Namun, apakah kamu tahu bahwa pemasaran takut-takut atau Scary Marketing sebenarnya tidak melulu terikat pada Halloween sehingga bisa kamu terapkan di bisnismu sepanjang tahun atau kapanpun yang kamu inginkan.

Scary Marketing sendiri sebenarnya merupakan taktik pemasaran dalam dunia bisnis yang cukup cerdas. Dengan memberi kesan “menakut-nakuti” dan membuat penasaran, kamu bisa menarik perhatian customer-mu untuk segera membeli produk/jasa yang bisnismu tawarkan.

Strategi Scary Marketing

Strategi Scary Marketing

Sumber : Pexel.com

Scary marketing atau strategi pemasaran menakut-nakuti lazimnya ditujukan agar menarik perhatian calon pembeli dengan membuat mereka penasaran. Strategi ini sangat menarik dan cerdas. Ketakutan sebenarnya bisa menjual teks atau strategi komunikasi antara penjual dan pembeli karena itu akan memicu orang untuk mengambil tindakan.

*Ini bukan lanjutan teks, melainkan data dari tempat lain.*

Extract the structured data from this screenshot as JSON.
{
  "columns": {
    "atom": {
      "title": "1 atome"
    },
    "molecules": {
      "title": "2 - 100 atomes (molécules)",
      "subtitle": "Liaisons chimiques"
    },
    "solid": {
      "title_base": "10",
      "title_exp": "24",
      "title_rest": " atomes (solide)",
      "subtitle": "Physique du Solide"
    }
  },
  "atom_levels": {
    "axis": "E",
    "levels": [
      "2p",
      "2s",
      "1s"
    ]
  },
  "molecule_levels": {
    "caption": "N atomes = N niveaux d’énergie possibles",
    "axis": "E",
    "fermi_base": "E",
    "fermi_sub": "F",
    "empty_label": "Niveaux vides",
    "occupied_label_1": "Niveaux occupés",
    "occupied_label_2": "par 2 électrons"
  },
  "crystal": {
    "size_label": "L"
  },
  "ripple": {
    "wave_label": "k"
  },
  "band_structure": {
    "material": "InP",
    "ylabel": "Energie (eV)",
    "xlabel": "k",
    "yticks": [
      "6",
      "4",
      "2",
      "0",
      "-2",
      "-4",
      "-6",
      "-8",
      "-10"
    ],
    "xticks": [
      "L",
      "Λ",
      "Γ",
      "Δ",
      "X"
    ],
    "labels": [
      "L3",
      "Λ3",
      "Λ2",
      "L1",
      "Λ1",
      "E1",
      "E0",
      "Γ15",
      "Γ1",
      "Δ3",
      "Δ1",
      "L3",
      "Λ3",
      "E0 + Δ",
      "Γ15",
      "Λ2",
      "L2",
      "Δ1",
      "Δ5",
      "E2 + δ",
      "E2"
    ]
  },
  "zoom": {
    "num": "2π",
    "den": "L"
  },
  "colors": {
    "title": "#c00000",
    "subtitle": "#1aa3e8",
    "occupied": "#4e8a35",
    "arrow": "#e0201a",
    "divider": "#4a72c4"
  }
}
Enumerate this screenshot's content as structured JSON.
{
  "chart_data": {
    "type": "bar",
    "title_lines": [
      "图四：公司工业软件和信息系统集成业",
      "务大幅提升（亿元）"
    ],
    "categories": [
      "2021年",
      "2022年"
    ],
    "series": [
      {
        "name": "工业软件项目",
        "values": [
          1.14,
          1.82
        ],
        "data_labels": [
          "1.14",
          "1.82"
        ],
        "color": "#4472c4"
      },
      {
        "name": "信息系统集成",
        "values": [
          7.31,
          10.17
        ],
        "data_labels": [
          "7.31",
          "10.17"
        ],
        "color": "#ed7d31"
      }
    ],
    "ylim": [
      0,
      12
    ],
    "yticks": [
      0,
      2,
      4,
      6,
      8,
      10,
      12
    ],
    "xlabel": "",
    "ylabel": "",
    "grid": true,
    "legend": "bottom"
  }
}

Lewat strategi scary marketing ini, para customer akan dibuat ingin tahu dan tertarik dengan produk atau jasa yang ditawarkan oleh brand.

Berikut beberapa contoh strategi scary marketing yang juga bisa kamu terapkan dalam bisnismu.

FUD (Fear, Uncertainty, Doubt)

Atau dalam bahasa Indonesianya, Ketakutan, Ketidakpastian, dan Keraguan, adalah teknik pemasaran yang didasarkan pada ketakutan dan ketidakpastian serta keraguan yang sengaja ditumbuhkan oleh pebisnis dalam benak customer. Brand kamu bisa menggunakan teknik ini dengan menonjolkan pemasaran menggunakan kata-kata yang meyakinkan customer. Sehingga calon pembeli merasa bahwa mereka memang membutuhkan produk atau jasamu segera sebelum mereka dirugikan. Dengan teknik FUD ini kamu juga bisa menjual kepada customer bahwa brand kamu adalah brand yang pasti sehingga customer akan merasa ragu untuk membeli produk serupa dari brand lain.

Tenggat waktu

Berikan deadline pembelian. Teknik ini banyak kita jumpai khususnya di marketplace online. Mereka akan mencantumkan batas tenggat waktu promo akan berakhir atau kapan koleksi produk akan berhenti diperjualbelikan sehingga pembeli merasa takut kehabisan dan memutuskan untuk membeli secepat mungkin sebelum tenggat waktu berakhir. Strategi ini paling sering dijumpai di tanggal cantik. Seperti bulan ini yaitu 10.10 yang dibuntuti dengan beragam promo menarik dari banyak brand.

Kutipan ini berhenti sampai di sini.